In acceptance accounting the bank and the economic organizations check and make sure that the parties observe contractual and accounting discipline. The bank can exact a penalty of 5 percent from the supplier for presenting a bill of exchange not based on the actual dispatch of a commodity (the so-called “commodity-less” bill of exchange). The product for which the purchaser refuses to pay goes to him for responsible storage and he is fined if he should use it without payment. For systematic delay of payments or for repeated delivery of commodities of poor quality the responsible party may be deprived by the other side of the right to employ acceptance accounting for a given period of time.

The procedure for settling accounts through acceptance accounting is determined by the bank’s instructions concerning clearing. In order to accelerate the paper work involved in acceptance accounting, payment may in certain cases be transferred by telegraph—for instance, in cases involving large sums and where transfer by mail is too slow.

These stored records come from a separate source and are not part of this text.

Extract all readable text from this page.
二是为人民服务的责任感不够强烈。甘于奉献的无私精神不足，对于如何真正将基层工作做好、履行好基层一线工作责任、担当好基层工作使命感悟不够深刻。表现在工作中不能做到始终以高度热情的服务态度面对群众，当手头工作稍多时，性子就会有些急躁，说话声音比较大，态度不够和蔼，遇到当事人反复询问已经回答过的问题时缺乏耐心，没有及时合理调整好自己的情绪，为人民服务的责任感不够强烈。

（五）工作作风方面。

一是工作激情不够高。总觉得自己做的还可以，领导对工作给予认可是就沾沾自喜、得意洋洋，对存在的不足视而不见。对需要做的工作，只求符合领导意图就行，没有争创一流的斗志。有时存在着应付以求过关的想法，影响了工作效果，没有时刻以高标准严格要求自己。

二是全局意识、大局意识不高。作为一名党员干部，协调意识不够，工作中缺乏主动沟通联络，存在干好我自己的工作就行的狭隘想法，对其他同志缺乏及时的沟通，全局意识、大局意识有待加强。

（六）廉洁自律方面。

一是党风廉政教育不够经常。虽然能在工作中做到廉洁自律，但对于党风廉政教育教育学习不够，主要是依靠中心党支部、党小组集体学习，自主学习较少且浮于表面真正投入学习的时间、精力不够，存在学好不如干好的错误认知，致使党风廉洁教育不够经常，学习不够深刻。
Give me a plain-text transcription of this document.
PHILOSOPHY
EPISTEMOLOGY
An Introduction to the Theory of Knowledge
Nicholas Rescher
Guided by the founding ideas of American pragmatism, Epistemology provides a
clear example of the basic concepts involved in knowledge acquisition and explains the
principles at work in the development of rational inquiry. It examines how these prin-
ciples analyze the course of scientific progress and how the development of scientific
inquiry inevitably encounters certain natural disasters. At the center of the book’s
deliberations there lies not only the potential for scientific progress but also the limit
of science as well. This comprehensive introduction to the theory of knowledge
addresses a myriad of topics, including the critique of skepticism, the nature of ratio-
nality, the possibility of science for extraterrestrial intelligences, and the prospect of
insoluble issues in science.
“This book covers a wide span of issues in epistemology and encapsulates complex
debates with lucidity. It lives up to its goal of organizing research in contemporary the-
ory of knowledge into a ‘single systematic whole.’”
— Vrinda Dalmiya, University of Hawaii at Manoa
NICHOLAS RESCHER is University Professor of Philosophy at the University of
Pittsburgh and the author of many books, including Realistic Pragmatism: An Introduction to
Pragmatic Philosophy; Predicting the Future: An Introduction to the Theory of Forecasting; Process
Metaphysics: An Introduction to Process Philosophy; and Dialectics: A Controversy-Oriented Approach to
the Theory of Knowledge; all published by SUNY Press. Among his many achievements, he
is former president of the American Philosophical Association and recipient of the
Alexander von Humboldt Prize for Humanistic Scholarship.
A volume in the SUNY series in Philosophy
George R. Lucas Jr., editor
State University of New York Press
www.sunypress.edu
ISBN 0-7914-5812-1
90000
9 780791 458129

Acceptance accounting remains the primary form of settling nonlocal accounts, for it helps ensure the moving of stock according to plan and is also convenient for the parties, since by this method the bank can defend the interest of each of them. In the area of local accounts, acceptance accounting is gradually becoming supplanted by simpler forms, namely by authorizations for payment and by checks from booklets with limited or unlimited total sums guaranteed to be paid by the banks.

The proportion of acceptance accounting in the State Bank’s transactions involving payment for goods and services decreased from 77 percent in 1961 to 60.6 percent in 1968. This is due to the introduction of payment by authorization and by checks, and also to planned payment.